The set-up, of course, means that Bertram and Gwen will fall in love, each being in a different state of neediness. It does so happen that they live in the same building, and that Bertram has not held the elevator for and stolen a cab from her in the rain, leading her to call him out on their first meeting: “What you are is a little bit of a jerk.” It also happens that she’s into dead people, or more precisely, into mummies. Her current project is a thematically resonant museum exhibit called “Voices of the Dead,” showcasing relics from 1500 BC. As she’s trying to determine how her favorite mummy died, she welcomes Bertram’s offer to check its teeth. In her workroom at the museum, Bertram reveals a rather quick humor, which leads to one of this predictable film’s more endearing scenes, a bit of delicate timing in which he talks smart and crabby and she does her best not to laugh.

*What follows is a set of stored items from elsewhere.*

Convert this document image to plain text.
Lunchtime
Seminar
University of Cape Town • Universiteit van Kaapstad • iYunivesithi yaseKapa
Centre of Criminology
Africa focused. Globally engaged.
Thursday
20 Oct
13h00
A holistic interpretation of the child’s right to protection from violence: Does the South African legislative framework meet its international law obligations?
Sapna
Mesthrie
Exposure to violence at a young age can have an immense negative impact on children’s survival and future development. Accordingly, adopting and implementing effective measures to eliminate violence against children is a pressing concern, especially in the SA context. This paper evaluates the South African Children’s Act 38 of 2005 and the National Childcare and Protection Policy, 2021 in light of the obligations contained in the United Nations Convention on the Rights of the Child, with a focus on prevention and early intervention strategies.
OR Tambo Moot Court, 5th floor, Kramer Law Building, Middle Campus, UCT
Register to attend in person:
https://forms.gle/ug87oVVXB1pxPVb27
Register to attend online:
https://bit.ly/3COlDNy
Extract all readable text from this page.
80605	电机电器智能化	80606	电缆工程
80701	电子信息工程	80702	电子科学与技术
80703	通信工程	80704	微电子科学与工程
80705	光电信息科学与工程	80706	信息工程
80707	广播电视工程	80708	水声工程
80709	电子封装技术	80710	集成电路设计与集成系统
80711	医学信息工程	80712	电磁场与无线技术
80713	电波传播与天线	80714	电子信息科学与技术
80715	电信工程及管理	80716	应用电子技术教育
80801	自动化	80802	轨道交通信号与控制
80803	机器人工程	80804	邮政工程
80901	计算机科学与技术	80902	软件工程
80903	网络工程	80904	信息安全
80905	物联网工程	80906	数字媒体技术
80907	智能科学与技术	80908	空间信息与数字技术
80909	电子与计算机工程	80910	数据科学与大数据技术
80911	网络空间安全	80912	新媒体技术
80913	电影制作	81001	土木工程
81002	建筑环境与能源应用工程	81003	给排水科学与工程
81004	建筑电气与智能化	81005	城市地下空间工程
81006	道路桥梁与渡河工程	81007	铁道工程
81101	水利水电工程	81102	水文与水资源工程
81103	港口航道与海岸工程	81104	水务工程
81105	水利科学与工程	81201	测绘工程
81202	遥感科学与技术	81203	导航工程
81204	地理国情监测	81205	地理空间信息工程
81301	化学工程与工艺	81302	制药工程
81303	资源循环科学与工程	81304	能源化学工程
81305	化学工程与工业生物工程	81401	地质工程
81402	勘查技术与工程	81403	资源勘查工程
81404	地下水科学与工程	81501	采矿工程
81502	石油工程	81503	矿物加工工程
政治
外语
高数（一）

The scene reminds you, in case you’ve forgotten, of Leoni’s essential brilliance, and of how much you’d like to see her on screen more often. And though Ghost Town would have benefited from featuring her in every scene, it instead uses her to “develop” Bertram and help him recognize that he’s not, deep down, a curmudgeon, but really just wants to love and be loved — just like everyone else who fronts a romantic comedy. Gwen occasions the more palatable, sweetly offbeat versions of this formula, as when she invites Bertram to come along on a walk with her adorably gargantuan Great Dane, or when she invites him to inspect her teeth while they’re seated on a city bench and framed by ghosts trying desperately to get Bertram’s attention. One of these ghosts is male and naked (another rule being that ghosts are condemned to spend their unfinished-business time in whatever they were wearing when they died), which provides for just the sort of inanity you’d imagine.
As you endure it, you can’t help but be thankful for Leoni’s precision and classically screwballish physicality. Yes, Gwen is fated to complete her own “unfinished business” and save Bertram to boot. Lucky for the rest of us mortals, she does so with a light touch.